The changes announced Thursday include:
- A shortened sign-up window of 45 days, starting with coverage for 2018. That's about half as long as the current open enrollment season.
- Curbs on "special enrollment periods" that allow consumers to sign up outside the normal open enrollment window. Insurers say these have been too easily granted, allowing some people to sign up only when they need costly treatment.
- Allowing an insurer to collect past debt for unpaid premiums from the prior 12 months before applying a consumer's payments to a new policy.
- Giving insurers more flexibility to design low-premium plans that can be tailored to young adults.
"The bottom line is that while the final rule addresses some of the challenges in the market, I think the reaction will be that it doesn't go far enough," said Cara Kelly, a vice president at the consulting firm Avalere Health.
The changes come as insurers are figuring out their plans for 2018.
Consumers likely won't know for certain what sort of choices they will have until late summer or early fall, a couple of months before open enrollment begins.
This year saw premium increases averaging 25 percent for a standard plan in states served by HealthCare.gov. Some insurers say they've lost hundreds of millions of dollars, and many have pulled back or are considering it.
Most communities will have competing insurers on the public marketplace next year, but a growing number will be down to one, and some areas may face having none.
All eyes are now on Anthem, a big Blue Cross-Blue Shield insurer operating in several states that has yet to announce its intentions for 2018. CEO Joseph Swedish has said his company would not commit to participating next year. Swedish and other insurance officials have said the government has to stabilize the marketplaces.

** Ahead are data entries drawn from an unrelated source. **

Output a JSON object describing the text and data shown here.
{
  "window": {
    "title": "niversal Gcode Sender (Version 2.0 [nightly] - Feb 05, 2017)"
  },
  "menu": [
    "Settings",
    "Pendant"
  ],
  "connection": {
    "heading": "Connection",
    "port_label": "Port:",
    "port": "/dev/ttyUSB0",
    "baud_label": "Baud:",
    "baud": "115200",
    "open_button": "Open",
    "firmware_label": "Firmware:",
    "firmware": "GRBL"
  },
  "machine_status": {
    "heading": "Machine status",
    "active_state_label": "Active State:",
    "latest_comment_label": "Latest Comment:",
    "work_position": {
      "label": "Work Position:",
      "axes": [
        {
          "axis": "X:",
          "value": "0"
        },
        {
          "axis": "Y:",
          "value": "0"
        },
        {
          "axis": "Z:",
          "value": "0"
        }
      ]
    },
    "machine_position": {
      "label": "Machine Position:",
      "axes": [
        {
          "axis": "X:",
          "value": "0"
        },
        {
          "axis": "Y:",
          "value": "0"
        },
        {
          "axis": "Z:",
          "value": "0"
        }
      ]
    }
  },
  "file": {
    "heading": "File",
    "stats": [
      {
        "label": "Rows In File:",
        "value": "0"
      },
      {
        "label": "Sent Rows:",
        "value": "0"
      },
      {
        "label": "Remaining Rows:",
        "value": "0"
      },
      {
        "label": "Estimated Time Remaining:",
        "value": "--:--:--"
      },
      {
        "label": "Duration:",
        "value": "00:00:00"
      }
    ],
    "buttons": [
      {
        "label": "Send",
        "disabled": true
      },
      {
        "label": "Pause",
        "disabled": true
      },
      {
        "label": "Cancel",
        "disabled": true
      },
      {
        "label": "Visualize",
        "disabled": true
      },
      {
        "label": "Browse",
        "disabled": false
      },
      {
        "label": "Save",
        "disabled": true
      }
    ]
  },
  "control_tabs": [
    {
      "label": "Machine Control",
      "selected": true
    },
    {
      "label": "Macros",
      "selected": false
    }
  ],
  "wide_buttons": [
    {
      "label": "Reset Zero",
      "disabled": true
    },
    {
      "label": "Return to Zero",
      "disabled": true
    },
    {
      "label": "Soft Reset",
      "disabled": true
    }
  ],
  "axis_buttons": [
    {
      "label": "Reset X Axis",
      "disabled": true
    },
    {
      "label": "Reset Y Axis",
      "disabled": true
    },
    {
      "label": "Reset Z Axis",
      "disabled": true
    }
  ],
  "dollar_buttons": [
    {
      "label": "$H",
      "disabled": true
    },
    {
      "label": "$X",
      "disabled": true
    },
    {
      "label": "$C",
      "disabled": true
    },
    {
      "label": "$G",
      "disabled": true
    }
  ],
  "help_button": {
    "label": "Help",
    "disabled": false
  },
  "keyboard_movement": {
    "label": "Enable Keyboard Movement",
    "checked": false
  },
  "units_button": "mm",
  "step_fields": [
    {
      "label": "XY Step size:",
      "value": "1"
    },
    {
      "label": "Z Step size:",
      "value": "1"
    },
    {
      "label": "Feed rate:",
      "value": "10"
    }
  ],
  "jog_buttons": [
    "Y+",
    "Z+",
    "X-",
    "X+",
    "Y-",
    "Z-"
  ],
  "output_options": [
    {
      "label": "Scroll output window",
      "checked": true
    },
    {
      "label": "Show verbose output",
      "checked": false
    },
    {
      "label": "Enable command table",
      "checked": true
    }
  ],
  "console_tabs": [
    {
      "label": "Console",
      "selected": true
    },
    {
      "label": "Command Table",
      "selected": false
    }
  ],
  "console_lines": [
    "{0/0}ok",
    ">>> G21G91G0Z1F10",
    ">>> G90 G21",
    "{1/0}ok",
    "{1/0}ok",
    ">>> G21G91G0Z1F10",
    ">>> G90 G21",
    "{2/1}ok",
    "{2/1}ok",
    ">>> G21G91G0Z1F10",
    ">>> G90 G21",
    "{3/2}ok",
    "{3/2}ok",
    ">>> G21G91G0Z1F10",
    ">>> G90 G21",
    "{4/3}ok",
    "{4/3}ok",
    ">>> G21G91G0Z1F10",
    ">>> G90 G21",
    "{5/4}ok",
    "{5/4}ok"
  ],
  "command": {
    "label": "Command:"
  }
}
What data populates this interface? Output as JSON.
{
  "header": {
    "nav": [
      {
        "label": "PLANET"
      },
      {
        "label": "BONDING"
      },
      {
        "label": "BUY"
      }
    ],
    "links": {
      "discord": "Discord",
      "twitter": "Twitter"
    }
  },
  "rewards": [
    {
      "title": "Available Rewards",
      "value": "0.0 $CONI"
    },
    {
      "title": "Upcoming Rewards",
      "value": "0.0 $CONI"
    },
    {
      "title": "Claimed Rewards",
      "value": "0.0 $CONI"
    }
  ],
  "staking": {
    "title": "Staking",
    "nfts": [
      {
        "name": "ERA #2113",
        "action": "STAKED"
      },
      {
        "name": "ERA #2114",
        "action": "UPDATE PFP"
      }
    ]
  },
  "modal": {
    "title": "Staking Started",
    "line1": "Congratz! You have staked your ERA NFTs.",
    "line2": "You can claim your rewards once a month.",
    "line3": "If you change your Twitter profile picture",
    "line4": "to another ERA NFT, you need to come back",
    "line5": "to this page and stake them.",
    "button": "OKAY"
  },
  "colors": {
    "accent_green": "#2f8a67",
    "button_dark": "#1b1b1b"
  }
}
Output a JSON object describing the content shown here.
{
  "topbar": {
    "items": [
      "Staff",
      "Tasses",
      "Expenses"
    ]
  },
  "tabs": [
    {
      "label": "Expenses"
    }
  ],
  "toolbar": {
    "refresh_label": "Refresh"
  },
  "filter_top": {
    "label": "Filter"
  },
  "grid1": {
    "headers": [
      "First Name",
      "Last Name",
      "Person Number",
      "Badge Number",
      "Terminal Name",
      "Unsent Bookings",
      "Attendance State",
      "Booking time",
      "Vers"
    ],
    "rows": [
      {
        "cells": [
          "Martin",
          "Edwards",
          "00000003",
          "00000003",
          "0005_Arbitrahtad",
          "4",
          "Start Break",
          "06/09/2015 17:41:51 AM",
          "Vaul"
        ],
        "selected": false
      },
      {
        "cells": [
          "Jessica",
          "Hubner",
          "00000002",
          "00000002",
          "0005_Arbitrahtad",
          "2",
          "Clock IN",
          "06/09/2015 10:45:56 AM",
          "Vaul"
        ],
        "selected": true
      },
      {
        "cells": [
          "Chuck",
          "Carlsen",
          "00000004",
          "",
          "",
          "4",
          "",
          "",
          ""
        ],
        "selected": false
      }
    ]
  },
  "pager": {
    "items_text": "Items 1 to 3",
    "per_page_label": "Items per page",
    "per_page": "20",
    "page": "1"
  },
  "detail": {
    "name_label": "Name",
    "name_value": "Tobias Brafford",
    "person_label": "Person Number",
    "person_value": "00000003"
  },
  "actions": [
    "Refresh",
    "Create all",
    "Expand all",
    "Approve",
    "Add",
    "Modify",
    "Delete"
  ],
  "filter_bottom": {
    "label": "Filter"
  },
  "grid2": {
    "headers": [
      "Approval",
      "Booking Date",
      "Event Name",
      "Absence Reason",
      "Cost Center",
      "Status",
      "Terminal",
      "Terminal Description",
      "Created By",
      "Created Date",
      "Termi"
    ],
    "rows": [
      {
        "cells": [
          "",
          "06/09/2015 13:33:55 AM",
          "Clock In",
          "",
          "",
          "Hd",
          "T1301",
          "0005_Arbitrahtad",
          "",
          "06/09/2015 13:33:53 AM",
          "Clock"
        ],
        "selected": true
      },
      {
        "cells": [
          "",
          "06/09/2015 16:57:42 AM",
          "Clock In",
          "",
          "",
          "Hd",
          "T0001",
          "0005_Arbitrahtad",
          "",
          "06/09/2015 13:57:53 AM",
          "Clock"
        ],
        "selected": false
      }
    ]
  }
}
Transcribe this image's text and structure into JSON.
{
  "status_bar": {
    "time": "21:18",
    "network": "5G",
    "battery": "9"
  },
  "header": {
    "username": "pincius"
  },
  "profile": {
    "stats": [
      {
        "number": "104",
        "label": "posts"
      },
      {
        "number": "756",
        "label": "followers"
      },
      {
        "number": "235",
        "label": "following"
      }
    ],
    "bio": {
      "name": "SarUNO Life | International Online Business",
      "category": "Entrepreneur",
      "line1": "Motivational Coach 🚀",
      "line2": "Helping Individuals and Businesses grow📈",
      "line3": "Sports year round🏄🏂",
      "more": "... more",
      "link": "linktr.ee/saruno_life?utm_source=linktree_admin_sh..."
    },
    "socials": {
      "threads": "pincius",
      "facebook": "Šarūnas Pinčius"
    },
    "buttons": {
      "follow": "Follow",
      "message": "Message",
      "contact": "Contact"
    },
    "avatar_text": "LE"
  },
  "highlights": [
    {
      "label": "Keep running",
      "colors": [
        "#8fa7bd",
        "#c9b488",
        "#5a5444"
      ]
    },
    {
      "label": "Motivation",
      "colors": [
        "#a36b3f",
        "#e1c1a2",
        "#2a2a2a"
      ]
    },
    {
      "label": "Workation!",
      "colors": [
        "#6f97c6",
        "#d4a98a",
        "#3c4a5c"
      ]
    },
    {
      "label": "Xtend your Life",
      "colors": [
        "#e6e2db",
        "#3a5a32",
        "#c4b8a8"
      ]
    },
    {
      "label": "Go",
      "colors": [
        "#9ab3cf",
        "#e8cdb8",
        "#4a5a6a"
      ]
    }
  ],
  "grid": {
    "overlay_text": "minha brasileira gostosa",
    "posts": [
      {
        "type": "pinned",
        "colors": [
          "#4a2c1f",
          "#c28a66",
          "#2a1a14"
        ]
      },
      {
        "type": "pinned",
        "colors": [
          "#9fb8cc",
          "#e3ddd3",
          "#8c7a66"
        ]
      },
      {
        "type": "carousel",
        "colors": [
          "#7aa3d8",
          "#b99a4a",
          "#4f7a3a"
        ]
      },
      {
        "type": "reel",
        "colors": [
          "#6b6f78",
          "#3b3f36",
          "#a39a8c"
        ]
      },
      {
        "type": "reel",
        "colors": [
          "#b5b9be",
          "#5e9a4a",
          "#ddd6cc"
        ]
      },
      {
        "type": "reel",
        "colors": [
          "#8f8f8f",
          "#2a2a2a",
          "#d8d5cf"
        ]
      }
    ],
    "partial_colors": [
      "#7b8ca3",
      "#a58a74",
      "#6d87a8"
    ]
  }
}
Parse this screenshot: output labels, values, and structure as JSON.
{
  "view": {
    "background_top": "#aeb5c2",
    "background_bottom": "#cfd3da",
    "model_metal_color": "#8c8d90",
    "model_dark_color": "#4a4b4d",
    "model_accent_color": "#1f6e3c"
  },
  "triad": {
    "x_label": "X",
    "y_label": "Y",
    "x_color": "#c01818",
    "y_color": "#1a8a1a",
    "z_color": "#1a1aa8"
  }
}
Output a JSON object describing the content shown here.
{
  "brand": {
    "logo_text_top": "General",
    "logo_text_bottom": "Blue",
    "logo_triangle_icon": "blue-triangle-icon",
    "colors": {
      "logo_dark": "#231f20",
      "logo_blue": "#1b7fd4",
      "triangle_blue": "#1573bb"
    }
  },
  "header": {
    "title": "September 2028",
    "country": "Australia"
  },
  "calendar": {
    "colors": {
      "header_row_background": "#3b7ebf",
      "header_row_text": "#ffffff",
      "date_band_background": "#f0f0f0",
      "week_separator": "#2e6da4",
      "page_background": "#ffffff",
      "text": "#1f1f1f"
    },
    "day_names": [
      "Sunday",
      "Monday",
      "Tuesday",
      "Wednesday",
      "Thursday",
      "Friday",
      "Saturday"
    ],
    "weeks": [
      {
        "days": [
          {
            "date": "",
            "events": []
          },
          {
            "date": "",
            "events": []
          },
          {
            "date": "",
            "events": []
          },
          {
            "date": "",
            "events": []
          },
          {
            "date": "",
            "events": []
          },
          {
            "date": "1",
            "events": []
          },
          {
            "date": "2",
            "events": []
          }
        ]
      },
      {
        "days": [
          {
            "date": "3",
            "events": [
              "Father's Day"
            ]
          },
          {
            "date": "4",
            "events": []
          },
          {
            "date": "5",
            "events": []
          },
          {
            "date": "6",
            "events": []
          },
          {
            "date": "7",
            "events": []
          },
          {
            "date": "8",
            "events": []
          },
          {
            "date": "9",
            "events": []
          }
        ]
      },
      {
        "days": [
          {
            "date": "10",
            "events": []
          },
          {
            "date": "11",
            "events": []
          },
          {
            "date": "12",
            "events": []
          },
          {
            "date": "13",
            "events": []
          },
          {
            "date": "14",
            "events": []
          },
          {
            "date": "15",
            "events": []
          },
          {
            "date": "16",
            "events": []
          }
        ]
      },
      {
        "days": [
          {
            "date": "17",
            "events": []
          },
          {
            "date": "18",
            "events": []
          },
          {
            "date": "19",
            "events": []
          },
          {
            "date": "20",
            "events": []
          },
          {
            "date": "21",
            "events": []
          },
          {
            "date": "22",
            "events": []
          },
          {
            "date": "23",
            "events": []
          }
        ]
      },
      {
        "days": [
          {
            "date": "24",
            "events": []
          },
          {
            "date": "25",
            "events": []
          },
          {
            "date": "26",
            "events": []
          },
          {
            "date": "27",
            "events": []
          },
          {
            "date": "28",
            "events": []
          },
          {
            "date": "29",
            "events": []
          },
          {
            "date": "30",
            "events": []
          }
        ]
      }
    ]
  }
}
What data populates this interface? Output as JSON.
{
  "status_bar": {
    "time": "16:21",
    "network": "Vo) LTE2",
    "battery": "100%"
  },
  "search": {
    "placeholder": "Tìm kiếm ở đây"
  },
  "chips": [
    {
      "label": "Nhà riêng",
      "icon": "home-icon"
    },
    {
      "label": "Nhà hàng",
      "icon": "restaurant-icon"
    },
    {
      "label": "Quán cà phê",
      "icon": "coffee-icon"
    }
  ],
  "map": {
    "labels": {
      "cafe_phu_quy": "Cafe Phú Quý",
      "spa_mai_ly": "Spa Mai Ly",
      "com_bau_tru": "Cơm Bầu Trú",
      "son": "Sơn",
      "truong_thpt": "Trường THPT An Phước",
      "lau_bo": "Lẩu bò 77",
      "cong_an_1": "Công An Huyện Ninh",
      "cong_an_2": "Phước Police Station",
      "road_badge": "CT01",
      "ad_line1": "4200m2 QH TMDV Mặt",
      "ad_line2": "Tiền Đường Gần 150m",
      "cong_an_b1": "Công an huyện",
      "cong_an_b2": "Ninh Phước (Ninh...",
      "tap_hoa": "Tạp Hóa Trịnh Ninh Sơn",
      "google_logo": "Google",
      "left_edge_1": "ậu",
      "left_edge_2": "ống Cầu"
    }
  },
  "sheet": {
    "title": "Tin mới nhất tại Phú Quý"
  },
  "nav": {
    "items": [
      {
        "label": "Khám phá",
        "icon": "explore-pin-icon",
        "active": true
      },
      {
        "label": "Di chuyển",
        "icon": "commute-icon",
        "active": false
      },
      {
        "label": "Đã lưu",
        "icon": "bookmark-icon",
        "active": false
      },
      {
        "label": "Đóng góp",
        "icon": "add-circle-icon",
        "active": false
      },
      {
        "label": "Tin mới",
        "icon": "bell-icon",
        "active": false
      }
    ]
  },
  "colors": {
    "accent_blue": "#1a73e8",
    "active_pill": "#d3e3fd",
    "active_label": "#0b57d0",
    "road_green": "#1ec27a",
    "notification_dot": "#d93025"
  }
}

Dave Dillion of the Society of Actuaries says growth in underlying medical expenses could drive coverage prices up another 10 percent or more.
Nonetheless, the nonpartisan Congressional Budget Office says the ACA markets will be stable next year in most areas.
In Washington, Republicans are trying to resolve an impasse between hard-liners and moderates that has prevented them from getting their own health care bill through the House.
Meanwhile, the legal issue over the cost-sharing subsidies remains in limbo. A U.S. District Court judge found that Congress did not specifically authorize the payments, making the expenditure unconstitutional. The case is on hold. Congress could approve the money, but that would be a politically difficult vote for Republicans.